C’était en 2010. La coupe du monde avait eu lieu en Afrique du Sud. Mandela s’était réjoui, disant qu’il se sentait comme un gamin de quinze ans. Pourtant, l’Afrique du Sud avait acheté sa coupe du monde auprès de la FIFA de l’époque. On avait parlé de corruption. Des montants allant jusqu’à dix millions de dollars! La même année, tu apprenais que celle de 2022 se déroulerait au Qatar, le pays qui bafouait le droit des femmes. Et celui des travailleurs. Et celui de la planète. Le bilan carbone de cette coupe du monde allait être catastrophique! La chaleur serait accablante, on aurait recours à des milliers de climatiseurs, des kilomètres de gazon américain seraient déroulés comme autant de tapis rouges, et la consommation électrique allait battre tous les records. Des centaines d’ouvriers décèderaient. Les instances footballistiques s’en foutraient comme de leur premier ballon. Tu as dit: “Je ne veux pas voir ça! — Bien sûr que tu ne la verras pas, cette coupe du monde, avais-je rigolé, tu ne regardes jamais aucun match!” J’ignorais alors à quel point cette réflexion était prémonitoire puisque, de fait, tu es morte quelques jours avant le premier coup d’envoi. D’un cancer.

“Par ta faute!”

Hein? Qui a parlé? Il n’y a personne. Je suis seul avec toi dans la pièce. Le rideau est tiré. Tout est calme. J’entends seulement, au loin, la sonnerie d’un téléphone. Suis-je victime d’une hallucination auditive?

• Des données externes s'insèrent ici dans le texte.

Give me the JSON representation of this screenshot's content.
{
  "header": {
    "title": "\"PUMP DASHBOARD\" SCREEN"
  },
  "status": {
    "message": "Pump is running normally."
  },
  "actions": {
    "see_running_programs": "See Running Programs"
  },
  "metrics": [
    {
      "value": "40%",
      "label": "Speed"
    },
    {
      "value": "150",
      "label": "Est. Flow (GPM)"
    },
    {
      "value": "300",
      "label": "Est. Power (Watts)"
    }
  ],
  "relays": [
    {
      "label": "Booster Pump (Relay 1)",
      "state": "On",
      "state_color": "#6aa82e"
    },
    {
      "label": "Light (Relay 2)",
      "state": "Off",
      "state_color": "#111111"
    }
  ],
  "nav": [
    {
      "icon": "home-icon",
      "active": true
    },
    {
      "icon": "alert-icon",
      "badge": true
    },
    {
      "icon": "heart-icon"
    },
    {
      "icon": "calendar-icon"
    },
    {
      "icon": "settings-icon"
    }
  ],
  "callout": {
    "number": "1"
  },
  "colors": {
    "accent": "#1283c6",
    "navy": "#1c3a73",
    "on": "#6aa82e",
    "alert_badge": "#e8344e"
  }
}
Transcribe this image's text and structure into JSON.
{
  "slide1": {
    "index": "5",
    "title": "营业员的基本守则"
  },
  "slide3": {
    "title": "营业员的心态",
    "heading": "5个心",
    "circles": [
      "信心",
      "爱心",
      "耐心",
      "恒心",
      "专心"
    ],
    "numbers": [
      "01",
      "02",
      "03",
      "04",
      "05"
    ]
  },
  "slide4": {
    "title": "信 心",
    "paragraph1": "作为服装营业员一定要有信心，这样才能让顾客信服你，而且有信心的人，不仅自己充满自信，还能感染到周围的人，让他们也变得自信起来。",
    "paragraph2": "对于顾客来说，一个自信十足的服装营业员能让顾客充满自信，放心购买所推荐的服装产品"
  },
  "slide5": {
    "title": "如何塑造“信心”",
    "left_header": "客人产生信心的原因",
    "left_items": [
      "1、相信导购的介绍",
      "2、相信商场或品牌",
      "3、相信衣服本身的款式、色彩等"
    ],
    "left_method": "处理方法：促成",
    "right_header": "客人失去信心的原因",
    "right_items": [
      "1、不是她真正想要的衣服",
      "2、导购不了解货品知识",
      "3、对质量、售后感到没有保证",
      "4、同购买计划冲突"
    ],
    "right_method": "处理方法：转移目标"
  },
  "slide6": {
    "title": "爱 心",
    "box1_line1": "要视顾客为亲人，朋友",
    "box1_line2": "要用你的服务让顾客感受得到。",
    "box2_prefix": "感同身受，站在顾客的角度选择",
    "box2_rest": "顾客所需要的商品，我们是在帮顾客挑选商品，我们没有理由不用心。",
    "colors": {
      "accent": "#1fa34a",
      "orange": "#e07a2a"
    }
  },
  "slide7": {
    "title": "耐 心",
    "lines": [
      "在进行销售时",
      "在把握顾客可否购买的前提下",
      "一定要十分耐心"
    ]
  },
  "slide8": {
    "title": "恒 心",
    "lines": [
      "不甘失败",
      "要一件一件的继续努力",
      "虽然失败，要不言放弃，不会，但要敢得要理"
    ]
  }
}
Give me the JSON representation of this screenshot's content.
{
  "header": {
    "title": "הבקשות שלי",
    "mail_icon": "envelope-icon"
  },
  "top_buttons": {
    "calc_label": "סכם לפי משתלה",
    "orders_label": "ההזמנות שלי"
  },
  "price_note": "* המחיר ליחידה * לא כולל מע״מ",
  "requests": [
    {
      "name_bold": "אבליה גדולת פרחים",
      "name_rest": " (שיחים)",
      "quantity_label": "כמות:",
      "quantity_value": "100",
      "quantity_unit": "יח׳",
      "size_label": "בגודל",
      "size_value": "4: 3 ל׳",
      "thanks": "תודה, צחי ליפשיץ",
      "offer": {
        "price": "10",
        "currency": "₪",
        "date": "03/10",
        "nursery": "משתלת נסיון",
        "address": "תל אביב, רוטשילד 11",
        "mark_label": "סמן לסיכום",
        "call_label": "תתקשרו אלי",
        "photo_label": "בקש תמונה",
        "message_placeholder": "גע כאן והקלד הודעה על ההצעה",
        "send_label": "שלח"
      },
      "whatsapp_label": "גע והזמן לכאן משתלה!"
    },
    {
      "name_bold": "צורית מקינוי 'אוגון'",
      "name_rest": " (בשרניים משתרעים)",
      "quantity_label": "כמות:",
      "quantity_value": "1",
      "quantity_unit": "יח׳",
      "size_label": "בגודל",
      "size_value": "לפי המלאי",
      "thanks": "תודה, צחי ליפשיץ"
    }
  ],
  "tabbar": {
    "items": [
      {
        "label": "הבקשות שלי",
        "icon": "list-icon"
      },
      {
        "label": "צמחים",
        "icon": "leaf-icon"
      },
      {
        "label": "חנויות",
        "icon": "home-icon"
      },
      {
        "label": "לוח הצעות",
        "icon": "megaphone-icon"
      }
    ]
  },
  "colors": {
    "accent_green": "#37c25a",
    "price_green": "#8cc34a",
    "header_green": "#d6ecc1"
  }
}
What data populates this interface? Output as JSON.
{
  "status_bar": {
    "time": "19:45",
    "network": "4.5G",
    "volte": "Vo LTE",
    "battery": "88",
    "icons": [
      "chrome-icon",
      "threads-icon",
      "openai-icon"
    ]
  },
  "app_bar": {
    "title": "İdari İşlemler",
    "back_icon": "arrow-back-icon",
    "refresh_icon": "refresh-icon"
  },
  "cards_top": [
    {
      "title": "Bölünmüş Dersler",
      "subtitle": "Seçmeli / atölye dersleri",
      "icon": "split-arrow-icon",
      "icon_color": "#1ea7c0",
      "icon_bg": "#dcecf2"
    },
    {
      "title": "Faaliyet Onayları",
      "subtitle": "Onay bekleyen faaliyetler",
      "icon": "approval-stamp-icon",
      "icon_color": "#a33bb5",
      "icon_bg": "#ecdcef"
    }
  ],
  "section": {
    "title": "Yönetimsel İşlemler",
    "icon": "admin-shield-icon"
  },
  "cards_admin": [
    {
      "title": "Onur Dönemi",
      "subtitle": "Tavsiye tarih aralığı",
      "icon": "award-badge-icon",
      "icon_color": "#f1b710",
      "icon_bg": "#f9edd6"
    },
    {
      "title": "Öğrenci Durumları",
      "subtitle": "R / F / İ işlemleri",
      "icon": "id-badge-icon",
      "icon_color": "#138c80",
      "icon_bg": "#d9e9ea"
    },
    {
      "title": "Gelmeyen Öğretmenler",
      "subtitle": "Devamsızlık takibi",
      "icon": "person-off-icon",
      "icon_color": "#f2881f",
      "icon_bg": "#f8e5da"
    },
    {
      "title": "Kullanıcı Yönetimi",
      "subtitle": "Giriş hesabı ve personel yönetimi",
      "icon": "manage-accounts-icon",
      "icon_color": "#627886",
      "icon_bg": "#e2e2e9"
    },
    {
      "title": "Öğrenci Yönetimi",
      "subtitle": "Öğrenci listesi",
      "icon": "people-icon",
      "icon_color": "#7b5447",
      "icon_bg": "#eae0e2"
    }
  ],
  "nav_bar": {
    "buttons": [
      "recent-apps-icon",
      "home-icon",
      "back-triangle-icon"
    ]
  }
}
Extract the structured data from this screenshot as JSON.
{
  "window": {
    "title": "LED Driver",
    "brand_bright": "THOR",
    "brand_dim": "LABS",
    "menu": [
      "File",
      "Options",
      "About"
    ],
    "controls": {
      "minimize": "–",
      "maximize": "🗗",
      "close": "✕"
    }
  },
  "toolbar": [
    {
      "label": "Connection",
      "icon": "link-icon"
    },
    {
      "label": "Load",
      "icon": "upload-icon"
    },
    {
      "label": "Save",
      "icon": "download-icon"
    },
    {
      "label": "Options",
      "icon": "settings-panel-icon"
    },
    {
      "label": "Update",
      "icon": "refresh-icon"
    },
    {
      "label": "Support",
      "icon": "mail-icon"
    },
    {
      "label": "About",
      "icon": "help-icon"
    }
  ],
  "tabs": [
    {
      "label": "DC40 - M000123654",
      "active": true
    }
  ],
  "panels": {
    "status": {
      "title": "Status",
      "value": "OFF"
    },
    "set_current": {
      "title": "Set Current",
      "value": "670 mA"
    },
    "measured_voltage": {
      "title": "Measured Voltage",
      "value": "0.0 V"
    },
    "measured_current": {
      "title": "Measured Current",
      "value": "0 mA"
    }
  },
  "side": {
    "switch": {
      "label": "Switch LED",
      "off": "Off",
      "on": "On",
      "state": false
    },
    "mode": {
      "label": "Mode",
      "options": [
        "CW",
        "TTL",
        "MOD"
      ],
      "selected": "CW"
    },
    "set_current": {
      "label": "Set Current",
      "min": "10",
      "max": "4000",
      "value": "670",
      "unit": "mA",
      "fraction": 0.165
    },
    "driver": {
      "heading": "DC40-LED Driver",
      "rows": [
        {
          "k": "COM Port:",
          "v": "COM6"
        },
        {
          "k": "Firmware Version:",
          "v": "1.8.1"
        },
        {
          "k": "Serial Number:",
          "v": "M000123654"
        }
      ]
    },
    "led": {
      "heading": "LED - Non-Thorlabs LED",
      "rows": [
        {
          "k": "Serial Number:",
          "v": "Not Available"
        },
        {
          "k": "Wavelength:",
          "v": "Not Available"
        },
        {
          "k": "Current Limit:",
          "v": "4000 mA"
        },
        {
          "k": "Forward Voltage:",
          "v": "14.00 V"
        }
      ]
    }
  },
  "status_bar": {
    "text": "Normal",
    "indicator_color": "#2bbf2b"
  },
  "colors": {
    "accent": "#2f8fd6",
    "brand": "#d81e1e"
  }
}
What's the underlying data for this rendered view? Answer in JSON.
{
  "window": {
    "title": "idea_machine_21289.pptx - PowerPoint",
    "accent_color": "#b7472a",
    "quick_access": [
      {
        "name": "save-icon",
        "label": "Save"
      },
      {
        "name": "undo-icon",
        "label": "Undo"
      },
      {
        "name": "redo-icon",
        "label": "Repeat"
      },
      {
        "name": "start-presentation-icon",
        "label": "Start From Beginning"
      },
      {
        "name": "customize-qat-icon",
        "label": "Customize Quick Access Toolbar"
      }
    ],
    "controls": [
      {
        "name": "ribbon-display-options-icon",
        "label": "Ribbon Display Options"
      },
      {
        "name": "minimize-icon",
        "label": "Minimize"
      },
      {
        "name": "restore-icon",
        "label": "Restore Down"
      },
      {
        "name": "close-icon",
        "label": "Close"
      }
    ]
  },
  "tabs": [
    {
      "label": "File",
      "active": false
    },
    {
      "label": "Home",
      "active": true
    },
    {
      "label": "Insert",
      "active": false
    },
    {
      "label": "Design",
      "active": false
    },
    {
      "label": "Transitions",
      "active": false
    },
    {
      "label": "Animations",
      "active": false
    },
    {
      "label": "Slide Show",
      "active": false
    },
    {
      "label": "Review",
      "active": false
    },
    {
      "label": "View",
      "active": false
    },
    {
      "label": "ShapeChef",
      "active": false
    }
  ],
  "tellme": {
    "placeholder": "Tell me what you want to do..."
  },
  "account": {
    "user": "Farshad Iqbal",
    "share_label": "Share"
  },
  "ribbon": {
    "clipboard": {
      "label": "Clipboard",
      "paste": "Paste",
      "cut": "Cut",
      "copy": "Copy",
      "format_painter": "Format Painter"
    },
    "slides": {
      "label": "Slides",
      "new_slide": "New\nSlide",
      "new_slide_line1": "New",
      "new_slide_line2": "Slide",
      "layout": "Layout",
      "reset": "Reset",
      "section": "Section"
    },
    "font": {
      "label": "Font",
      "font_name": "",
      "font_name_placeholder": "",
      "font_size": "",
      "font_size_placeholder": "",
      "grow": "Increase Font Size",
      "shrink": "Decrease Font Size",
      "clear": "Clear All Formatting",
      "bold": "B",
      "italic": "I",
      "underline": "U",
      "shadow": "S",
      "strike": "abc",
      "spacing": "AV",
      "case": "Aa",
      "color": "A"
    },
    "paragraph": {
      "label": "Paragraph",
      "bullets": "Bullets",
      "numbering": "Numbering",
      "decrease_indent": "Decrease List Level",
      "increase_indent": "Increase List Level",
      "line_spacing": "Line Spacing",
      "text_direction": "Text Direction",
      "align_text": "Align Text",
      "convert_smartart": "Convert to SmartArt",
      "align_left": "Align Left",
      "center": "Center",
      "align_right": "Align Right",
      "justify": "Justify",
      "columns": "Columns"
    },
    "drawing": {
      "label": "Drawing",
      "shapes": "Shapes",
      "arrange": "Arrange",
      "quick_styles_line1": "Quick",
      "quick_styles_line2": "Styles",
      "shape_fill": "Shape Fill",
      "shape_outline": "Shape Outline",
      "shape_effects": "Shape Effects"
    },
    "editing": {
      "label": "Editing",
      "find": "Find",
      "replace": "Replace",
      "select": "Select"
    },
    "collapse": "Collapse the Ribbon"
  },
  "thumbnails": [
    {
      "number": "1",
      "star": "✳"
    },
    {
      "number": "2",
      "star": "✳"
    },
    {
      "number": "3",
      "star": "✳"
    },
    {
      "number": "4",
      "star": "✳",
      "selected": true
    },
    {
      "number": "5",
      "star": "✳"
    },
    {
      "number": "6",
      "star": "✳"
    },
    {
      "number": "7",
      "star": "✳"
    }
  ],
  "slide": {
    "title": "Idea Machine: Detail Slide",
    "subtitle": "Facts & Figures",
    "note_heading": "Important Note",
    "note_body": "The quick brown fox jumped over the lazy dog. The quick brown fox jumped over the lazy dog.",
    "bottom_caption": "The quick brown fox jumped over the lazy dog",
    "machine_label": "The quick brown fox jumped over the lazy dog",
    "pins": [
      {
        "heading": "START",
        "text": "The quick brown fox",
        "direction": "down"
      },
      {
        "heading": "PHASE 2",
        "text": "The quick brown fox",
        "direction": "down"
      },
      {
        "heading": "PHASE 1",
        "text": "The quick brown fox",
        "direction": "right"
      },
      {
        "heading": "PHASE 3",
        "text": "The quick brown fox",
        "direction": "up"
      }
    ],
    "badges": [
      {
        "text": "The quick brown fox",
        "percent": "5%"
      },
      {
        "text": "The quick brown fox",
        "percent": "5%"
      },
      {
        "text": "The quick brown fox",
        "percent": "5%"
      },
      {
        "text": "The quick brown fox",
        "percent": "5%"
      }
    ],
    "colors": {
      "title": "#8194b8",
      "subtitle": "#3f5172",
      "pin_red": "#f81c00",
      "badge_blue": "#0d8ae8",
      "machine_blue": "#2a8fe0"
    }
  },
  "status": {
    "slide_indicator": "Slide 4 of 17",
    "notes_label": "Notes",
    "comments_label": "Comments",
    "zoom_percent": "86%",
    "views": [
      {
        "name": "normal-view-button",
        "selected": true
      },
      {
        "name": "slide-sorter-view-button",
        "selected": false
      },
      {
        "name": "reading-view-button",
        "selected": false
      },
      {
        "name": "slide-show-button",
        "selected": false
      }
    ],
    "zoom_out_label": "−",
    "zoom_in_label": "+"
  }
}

À nouveau, j’entends ta voix:


“Tout finit toujours pas se savoir!”


Mon dieu. Tu savais! Qui a bien pu…? Je ne le saurai jamais. Ma punition. Et toi, pourquoi ne m’as-tu rien dit? Attendais-tu que je passe aux aveux? Mon silence t’a rongée et, et…

Je vais devoir vivre avec ça. Cette culpabilité.

Mon amour, ma chérie, je t’en fais solennellement la promesse. Cette coupe du monde 2022 se jouant au Qatar, je ne la regarderai pas. Plus jamais, je ne regarderai de match de football. Ni en vrai ni à la télé. Et quand, à la radio, ils annonceront des résultats, je l’éteindrai, comme tu faisais. Je me boucherai les oreilles. Je fermerai les yeux. Je ferai le mort.